I stepped back farther and leaned against the cold wall. I was breathing harder than normal, and my head hurt. These were big thoughts and struggles for an eleven-year-old. “Do I have to tell him?” I whispered. “Do I have to tell Naaman, my enemy, that there might be a way for him to be healed?”
The door opened and Martha came in bearing a tray of steaming food for Mistress. Tears formed in my eyes as I watched my friend, and I began to slowly shake my head. “I can’t do that. I can’t tell Master. I can’t help him. If I do, Martha and the others will have to remain here forever. They’d all hate me. Why would I give up their friendship, why would I destroy their hopes, why would I hurt those kind-hearted girls, for my enemy?
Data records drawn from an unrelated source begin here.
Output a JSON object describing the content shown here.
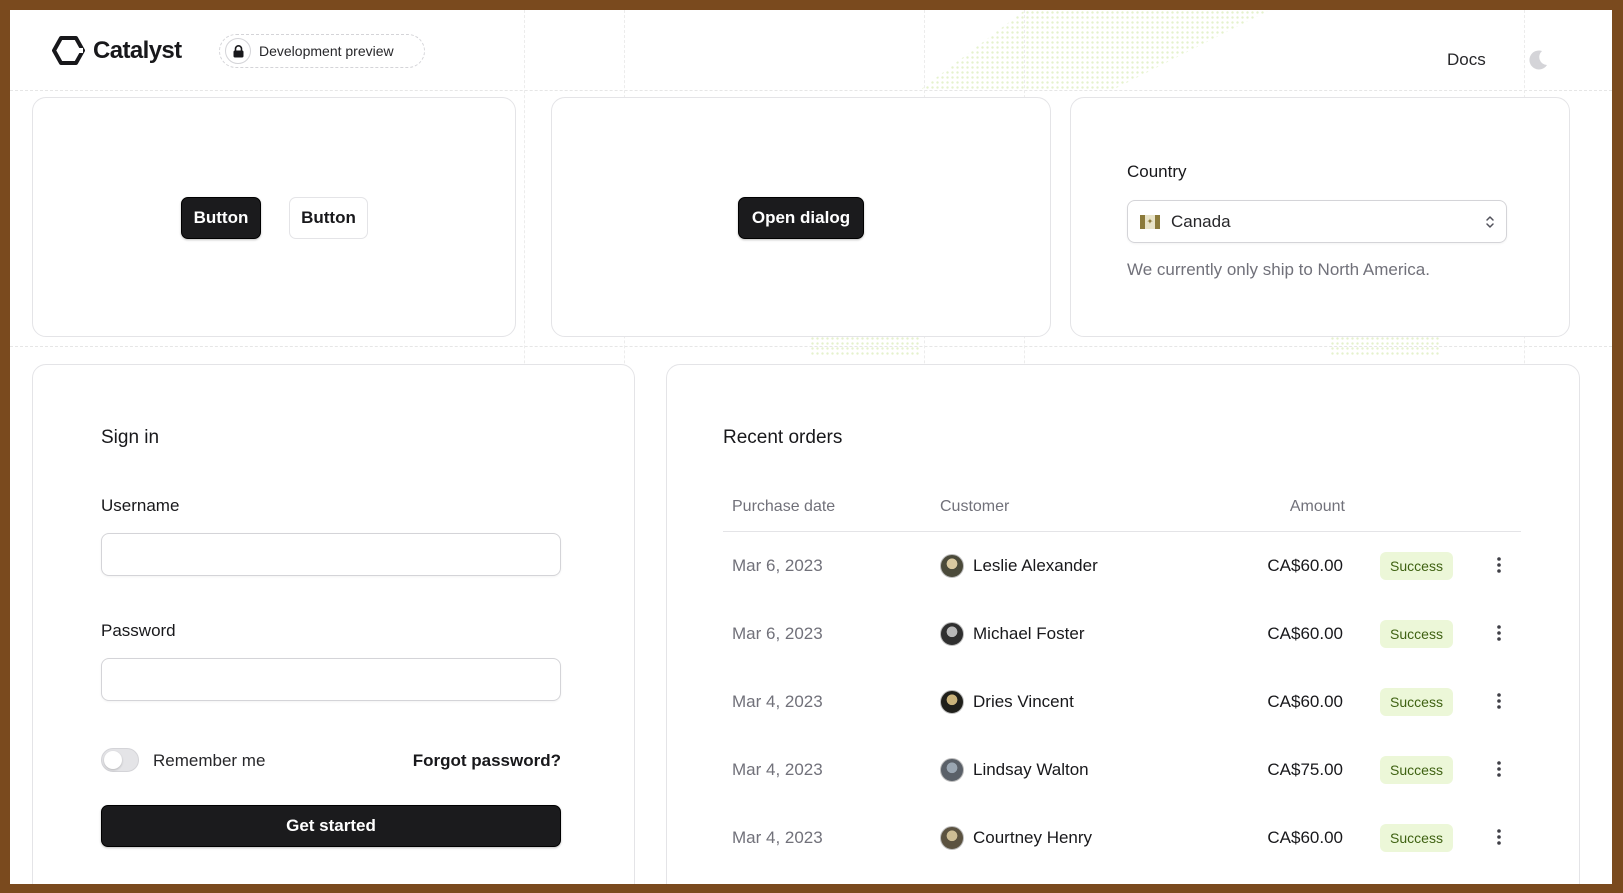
{
  "header": {
    "brand": "Catalyst",
    "badge_label": "Development preview",
    "docs_label": "Docs"
  },
  "buttons_card": {
    "primary_label": "Button",
    "secondary_label": "Button"
  },
  "dialog_card": {
    "open_dialog_label": "Open dialog"
  },
  "country_card": {
    "label": "Country",
    "selected": "Canada",
    "help_text": "We currently only ship to North America."
  },
  "sign_in": {
    "title": "Sign in",
    "username_label": "Username",
    "username_value": "",
    "password_label": "Password",
    "password_value": "",
    "remember_label": "Remember me",
    "forgot_label": "Forgot password?",
    "submit_label": "Get started"
  },
  "orders": {
    "title": "Recent orders",
    "columns": [
      "Purchase date",
      "Customer",
      "Amount"
    ],
    "rows": [
      {
        "date": "Mar 6, 2023",
        "customer": "Leslie Alexander",
        "amount": "CA$60.00",
        "status": "Success"
      },
      {
        "date": "Mar 6, 2023",
        "customer": "Michael Foster",
        "amount": "CA$60.00",
        "status": "Success"
      },
      {
        "date": "Mar 4, 2023",
        "customer": "Dries Vincent",
        "amount": "CA$60.00",
        "status": "Success"
      },
      {
        "date": "Mar 4, 2023",
        "customer": "Lindsay Walton",
        "amount": "CA$75.00",
        "status": "Success"
      },
      {
        "date": "Mar 4, 2023",
        "customer": "Courtney Henry",
        "amount": "CA$60.00",
        "status": "Success"
      }
    ]
  },
  "colors": {
    "frame": "#7a4a1e",
    "primary": "#1b1b1d",
    "success_bg": "#ecf7d8",
    "success_text": "#3f6212"
  },
  "icons": [
    "catalyst-logo-icon",
    "lock-icon",
    "moon-icon",
    "canada-flag-icon",
    "chevron-up-down-icon",
    "avatar-icon",
    "more-vertical-icon"
  ]
}
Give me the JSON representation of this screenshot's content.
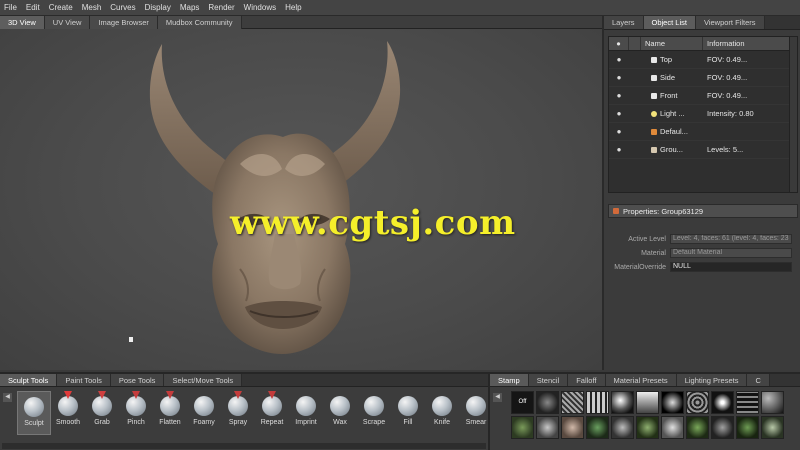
{
  "menu": [
    "File",
    "Edit",
    "Create",
    "Mesh",
    "Curves",
    "Display",
    "Maps",
    "Render",
    "Windows",
    "Help"
  ],
  "viewport_tabs": [
    {
      "label": "3D View",
      "active": true
    },
    {
      "label": "UV View",
      "active": false
    },
    {
      "label": "Image Browser",
      "active": false
    },
    {
      "label": "Mudbox Community",
      "active": false
    }
  ],
  "watermark": "www.cgtsj.com",
  "right_tabs": [
    {
      "label": "Layers",
      "active": false
    },
    {
      "label": "Object List",
      "active": true
    },
    {
      "label": "Viewport Filters",
      "active": false
    }
  ],
  "object_list": {
    "headers": {
      "name": "Name",
      "info": "Information"
    },
    "rows": [
      {
        "name": "Top",
        "info": "FOV: 0.49...",
        "icon": "camera-icon"
      },
      {
        "name": "Side",
        "info": "FOV: 0.49...",
        "icon": "camera-icon"
      },
      {
        "name": "Front",
        "info": "FOV: 0.49...",
        "icon": "camera-icon"
      },
      {
        "name": "Light ...",
        "info": "Intensity: 0.80",
        "icon": "light-icon"
      },
      {
        "name": "Defaul...",
        "info": "",
        "icon": "material-icon"
      },
      {
        "name": "Grou...",
        "info": "Levels: 5...",
        "icon": "mesh-icon"
      }
    ]
  },
  "properties": {
    "title": "Properties: Group63129",
    "rows": [
      {
        "label": "Active Level",
        "value": "Level: 4, faces: 61 (level: 4, faces: 23"
      },
      {
        "label": "Material",
        "value": "Default Material"
      },
      {
        "label": "MaterialOverride",
        "value": "NULL"
      }
    ]
  },
  "bottom_tabs": [
    {
      "label": "Sculpt Tools",
      "active": true
    },
    {
      "label": "Paint Tools",
      "active": false
    },
    {
      "label": "Pose Tools",
      "active": false
    },
    {
      "label": "Select/Move Tools",
      "active": false
    }
  ],
  "sculpt_tools": [
    {
      "label": "Sculpt",
      "active": true,
      "tip": ""
    },
    {
      "label": "Smooth",
      "active": false,
      "tip": "#e03a3a"
    },
    {
      "label": "Grab",
      "active": false,
      "tip": "#d04040"
    },
    {
      "label": "Pinch",
      "active": false,
      "tip": "#c43c3c"
    },
    {
      "label": "Flatten",
      "active": false,
      "tip": "#c43c3c"
    },
    {
      "label": "Foamy",
      "active": false,
      "tip": ""
    },
    {
      "label": "Spray",
      "active": false,
      "tip": "#c43c3c"
    },
    {
      "label": "Repeat",
      "active": false,
      "tip": "#c43c3c"
    },
    {
      "label": "Imprint",
      "active": false,
      "tip": ""
    },
    {
      "label": "Wax",
      "active": false,
      "tip": ""
    },
    {
      "label": "Scrape",
      "active": false,
      "tip": ""
    },
    {
      "label": "Fill",
      "active": false,
      "tip": ""
    },
    {
      "label": "Knife",
      "active": false,
      "tip": ""
    },
    {
      "label": "Smear",
      "active": false,
      "tip": ""
    }
  ],
  "stamp_tabs": [
    {
      "label": "Stamp",
      "active": true
    },
    {
      "label": "Stencil",
      "active": false
    },
    {
      "label": "Falloff",
      "active": false
    },
    {
      "label": "Material Presets",
      "active": false
    },
    {
      "label": "Lighting Presets",
      "active": false
    },
    {
      "label": "C",
      "active": false
    }
  ],
  "stamp_off_label": "Off",
  "colors": {
    "watermark": "#f5ef2a",
    "model": "#8a7866",
    "accent_red": "#c43c3c"
  }
}
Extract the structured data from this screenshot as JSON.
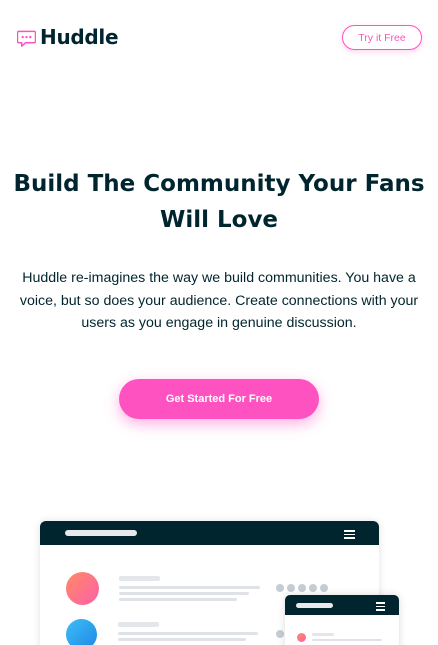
{
  "header": {
    "logo_text": "Huddle",
    "logo_icon": "speech-bubble-icon",
    "try_button_label": "Try it Free"
  },
  "hero": {
    "title_line1": "Build The Community Your Fans",
    "title_line2": "Will Love",
    "description": "Huddle re-imagines the way we build communities. You have a voice, but so does your audience. Create connections with your users as you engage in genuine discussion.",
    "cta_label": "Get Started For Free"
  },
  "illustration": {
    "type": "app-mockup",
    "menu_icon": "hamburger-menu-icon"
  },
  "colors": {
    "brand_pink": "#ff52c1",
    "dark_navy": "#00252e",
    "avatar_gradient_orange": [
      "#ff8a65",
      "#ff5fa8"
    ],
    "avatar_gradient_blue": [
      "#3ebdf7",
      "#1e88e5"
    ]
  }
}
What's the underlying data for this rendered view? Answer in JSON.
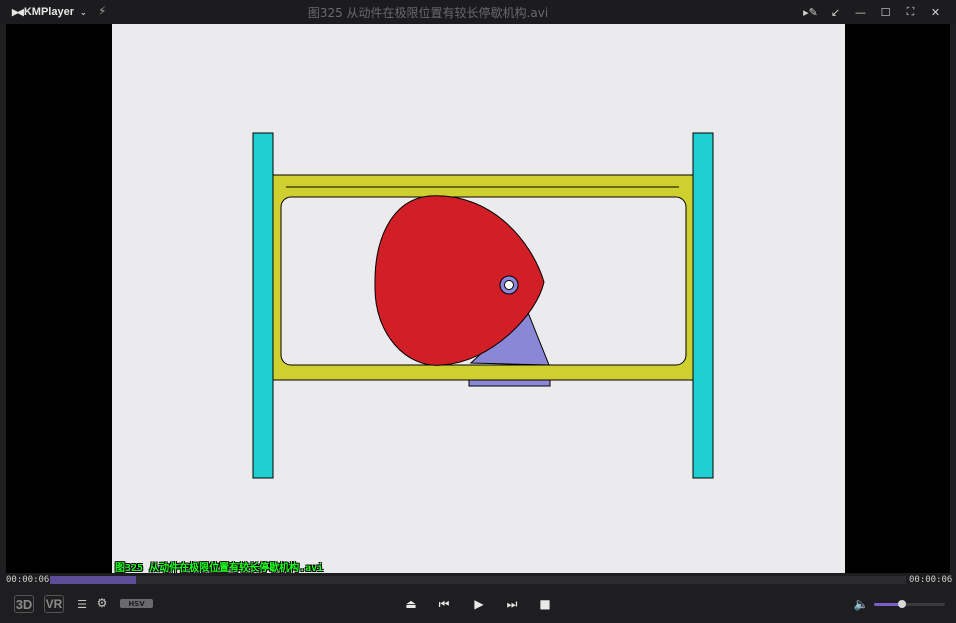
{
  "app": {
    "name": "KMPlayer",
    "window_title": "图325 从动件在极限位置有较长停歇机构.avi"
  },
  "player": {
    "subtitle_overlay": "图325 从动件在极限位置有较长停歇机构.avi",
    "time_current": "00:00:06",
    "time_total": "00:00:06",
    "progress": 0.1,
    "volume": 0.4,
    "badge_3d": "3D",
    "badge_vr": "VR",
    "codec_label": "HSV"
  },
  "colors": {
    "accent": "#5d4d96",
    "frame_yellow": "#cfd030",
    "post_cyan": "#1fcfd2",
    "cam_red": "#d21e26",
    "follower_blue": "#8a87d6",
    "canvas_bg": "#ebebed"
  },
  "icons": {
    "logo": "kmplayer-logo",
    "bolt": "lightning-icon",
    "pin": "pin-icon",
    "restore": "restore-icon",
    "minimize": "minimize-icon",
    "maximize": "maximize-icon",
    "fullscreen": "fullscreen-icon",
    "close": "close-icon",
    "eject": "eject-icon",
    "prev": "skip-previous-icon",
    "play": "play-icon",
    "next": "skip-next-icon",
    "stop": "stop-icon",
    "volume": "volume-icon"
  }
}
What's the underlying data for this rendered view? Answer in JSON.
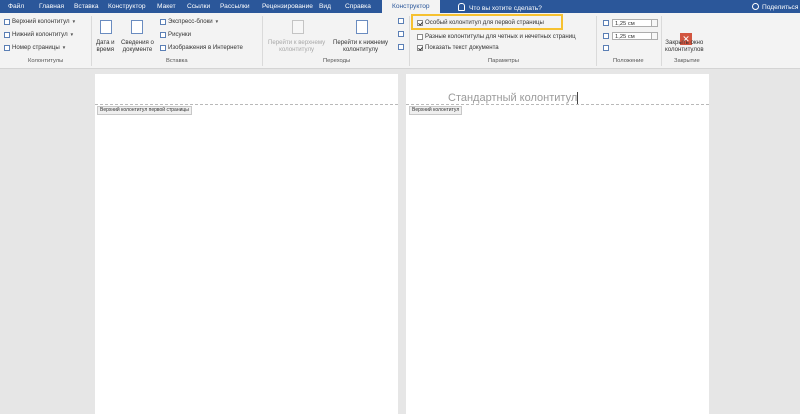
{
  "menu": {
    "tabs": [
      "Файл",
      "Главная",
      "Вставка",
      "Конструктор",
      "Макет",
      "Ссылки",
      "Рассылки",
      "Рецензирование",
      "Вид",
      "Справка"
    ],
    "active_tab": "Конструктор",
    "tell_me": "Что вы хотите сделать?",
    "share": "Поделиться"
  },
  "ribbon": {
    "header_footer": {
      "header": "Верхний колонтитул",
      "footer": "Нижний колонтитул",
      "page_number": "Номер страницы",
      "group_label": "Колонтитулы"
    },
    "insert": {
      "date_time_line1": "Дата и",
      "date_time_line2": "время",
      "doc_info_line1": "Сведения о",
      "doc_info_line2": "документе",
      "quick_parts": "Экспресс-блоки",
      "pictures": "Рисунки",
      "online_pictures": "Изображения в Интернете",
      "group_label": "Вставка"
    },
    "navigation": {
      "goto_header_line1": "Перейти к верхнему",
      "goto_header_line2": "колонтитулу",
      "goto_footer_line1": "Перейти к нижнему",
      "goto_footer_line2": "колонтитулу",
      "group_label": "Переходы"
    },
    "options": {
      "different_first_page": "Особый колонтитул для первой страницы",
      "different_odd_even": "Разные колонтитулы для четных и нечетных страниц",
      "show_document_text": "Показать текст документа",
      "group_label": "Параметры",
      "different_first_page_checked": true,
      "different_odd_even_checked": false,
      "show_document_text_checked": true
    },
    "position": {
      "header_from_top": "1,25 см",
      "footer_from_bottom": "1,25 см",
      "group_label": "Положение"
    },
    "close": {
      "label_line1": "Закрыть окно",
      "label_line2": "колонтитулов",
      "group_label": "Закрытие"
    }
  },
  "document": {
    "page1_header_tag": "Верхний колонтитул первой страницы",
    "page2_header_text": "Стандартный колонтитул",
    "page2_header_tag": "Верхний колонтитул"
  },
  "colors": {
    "menubar": "#2b579a",
    "highlight": "#f6c130",
    "close_icon": "#d2553f"
  }
}
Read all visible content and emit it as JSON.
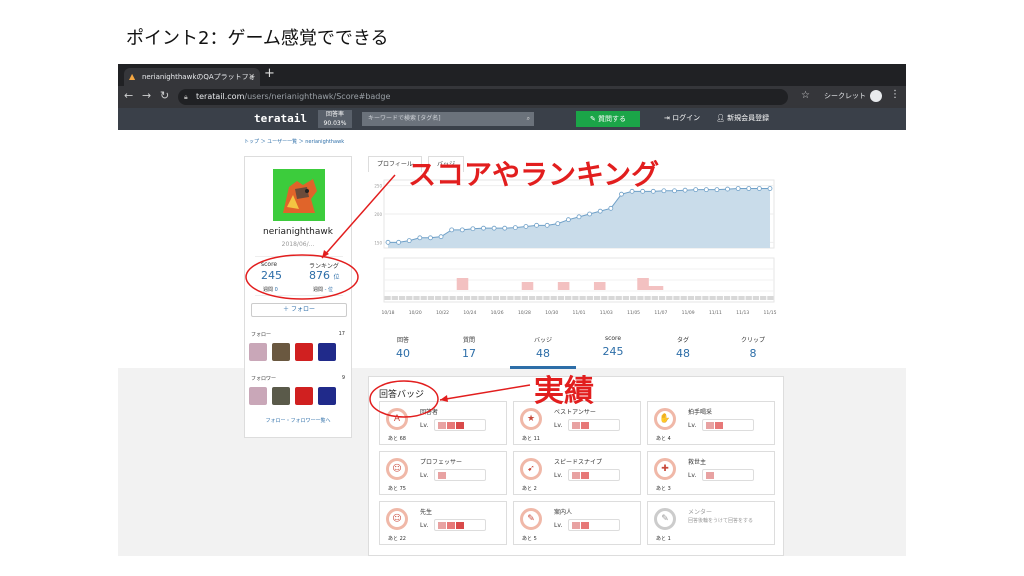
{
  "slide": {
    "title": "ポイント2：ゲーム感覚でできる"
  },
  "browser": {
    "tab_title": "nerianighthawkのQAプラットフォ",
    "url_host": "teratail.com",
    "url_path": "/users/nerianighthawk/Score#badge",
    "incognito_label": "シークレット"
  },
  "site": {
    "logo": "teratail",
    "rate_label": "回答率",
    "rate_value": "90.03%",
    "search_placeholder": "キーワードで検索 [タグ名]",
    "ask_button": "質問する",
    "login": "ログイン",
    "signup": "新規会員登録"
  },
  "breadcrumb": "トップ ＞ ユーザー一覧 ＞ nerianighthawk",
  "profile": {
    "username": "nerianighthawk",
    "since": "2018/06/...",
    "score_label": "score",
    "score_value": "245",
    "score_week_label": "週間",
    "score_week_value": "0",
    "rank_label": "ランキング",
    "rank_value": "876",
    "rank_unit": "位",
    "rank_week_label": "週間",
    "rank_week_value": "-",
    "rank_week_unit": "位",
    "follow_button": "＋ フォロー",
    "follow_label": "フォロー",
    "follow_count": "17",
    "follower_label": "フォロワー",
    "follower_count": "9",
    "follow_link": "フォロー・フォロワー一覧へ"
  },
  "tabs": {
    "profile_tab": "プロフィール",
    "next_tab": "バッジ"
  },
  "chart_data": {
    "type": "line",
    "title": "",
    "x": [
      "10/18",
      "10/20",
      "10/22",
      "10/24",
      "10/26",
      "10/28",
      "10/30",
      "11/01",
      "11/03",
      "11/05",
      "11/07",
      "11/09",
      "11/11",
      "11/13",
      "11/15"
    ],
    "yticks": [
      "250",
      "200",
      "150"
    ],
    "series": [
      {
        "values": [
          150,
          150,
          153,
          158,
          158,
          160,
          172,
          172,
          174,
          175,
          175,
          175,
          176,
          178,
          180,
          180,
          183,
          190,
          195,
          200,
          205,
          210,
          235,
          240,
          240,
          240,
          241,
          241,
          242,
          243,
          243,
          243,
          244,
          245,
          245,
          245,
          245
        ]
      }
    ],
    "bars_values": [
      0,
      0,
      0,
      0,
      0,
      0,
      0,
      0,
      0,
      0,
      3,
      0,
      0,
      0,
      0,
      0,
      0,
      0,
      0,
      2,
      0,
      0,
      0,
      0,
      2,
      0,
      0,
      0,
      0,
      2,
      0,
      0,
      0,
      0,
      0,
      3,
      1,
      1,
      0,
      0,
      0,
      0,
      0,
      0,
      0,
      0,
      0,
      0,
      0,
      0,
      0,
      0,
      0,
      0
    ]
  },
  "stats": [
    {
      "label": "回答",
      "value": "40"
    },
    {
      "label": "質問",
      "value": "17"
    },
    {
      "label": "バッジ",
      "value": "48"
    },
    {
      "label": "score",
      "value": "245"
    },
    {
      "label": "タグ",
      "value": "48"
    },
    {
      "label": "クリップ",
      "value": "8"
    }
  ],
  "badge_panel_title": "回答バッジ",
  "badges": [
    {
      "name": "回答者",
      "lv": "Lv.",
      "remain": "あと 68",
      "icon": "A",
      "level": 3
    },
    {
      "name": "ベストアンサー",
      "lv": "Lv.",
      "remain": "あと 11",
      "icon": "★",
      "level": 2
    },
    {
      "name": "拍手喝采",
      "lv": "Lv.",
      "remain": "あと 4",
      "icon": "✋",
      "level": 2
    },
    {
      "name": "プロフェッサー",
      "lv": "Lv.",
      "remain": "あと 75",
      "icon": "☺",
      "level": 1
    },
    {
      "name": "スピードスナイプ",
      "lv": "Lv.",
      "remain": "あと 2",
      "icon": "➹",
      "level": 2
    },
    {
      "name": "救世主",
      "lv": "Lv.",
      "remain": "あと 3",
      "icon": "✚",
      "level": 1
    },
    {
      "name": "先生",
      "lv": "Lv.",
      "remain": "あと 22",
      "icon": "☺",
      "level": 3
    },
    {
      "name": "案内人",
      "lv": "Lv.",
      "remain": "あと 5",
      "icon": "✎",
      "level": 2
    },
    {
      "name": "メンター",
      "desc": "回答後輪をうけて回答をする",
      "remain": "あと 1",
      "icon": "✎",
      "level": 0
    }
  ],
  "annotations": {
    "ranking": "スコアやランキング",
    "achievement": "実績"
  },
  "colors": {
    "accent_blue": "#2d6ea8",
    "annotation_red": "#e21e1e",
    "teratail_green": "#1ba548"
  }
}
Why would I give up my hope of going home? If Master is healed, I’ll be forced to stay here forever. I may never see my family again. I can’t do that. Why would God want that? Why would that be part of his plan?”
Then, for the first time since I had been captured, I remembered what Daddy had said the morning I was taken away. “‘Do not gloat when your enemy falls;’” Daddy quoted, “‘when he stumbles, do not let your heart rejoice, or the LORD will see and disapprove and turn his wrath away from him.’”** The words hit me like a bolt of lightning: “‘If your enemy is hungry, give him food to eat; if he is thirsty, give him water to drink. In doing this, you will heap burning coals on his head, and the LORD will reward you.’”***
It was as if Daddy had just said it. I could hear his voice, loud and clear, ringing in my head. “We are not supposed to deal out vengeance. We are not supposed to make sure everyone gets what they deserve. We are simply supposed to trust God, his decisions, his timing, his actions. Our job is to love our enemies and leave the rest to God.”
“How can we love the people of Aram?” my sister had asked.
“You just do,” Daddy answered softly. “You choose to feed them and give them water. You choose to serve them. You choose to help them.”
“‘You choose to help them,’” I whispered. “I have to choose to help my enemy. I am supposed to help him. I am supposed to help Naaman.
I shook my head. “I can’t do that. I can’t tell Master that he could be healed. I can’t. I can’t help him.”
“You choose to,” The voice inside my head said. “You must choose to do what’s right. You must.”
“But he’s wicked,” I countered. “He worships other gods and he keeps me from going home. He doesn’t deserve it.”
“Does it matter?” Daddy’s question bounced into my head. “Solomon’s words are simple: ‘Do not gloat when your enemy falls’, but rather help your enemy when he’s in need, ‘and the LORD will reward you’. That’s what we are told to do.”
I closed my eyes. “All right,” I whispered. “I’ll do it.”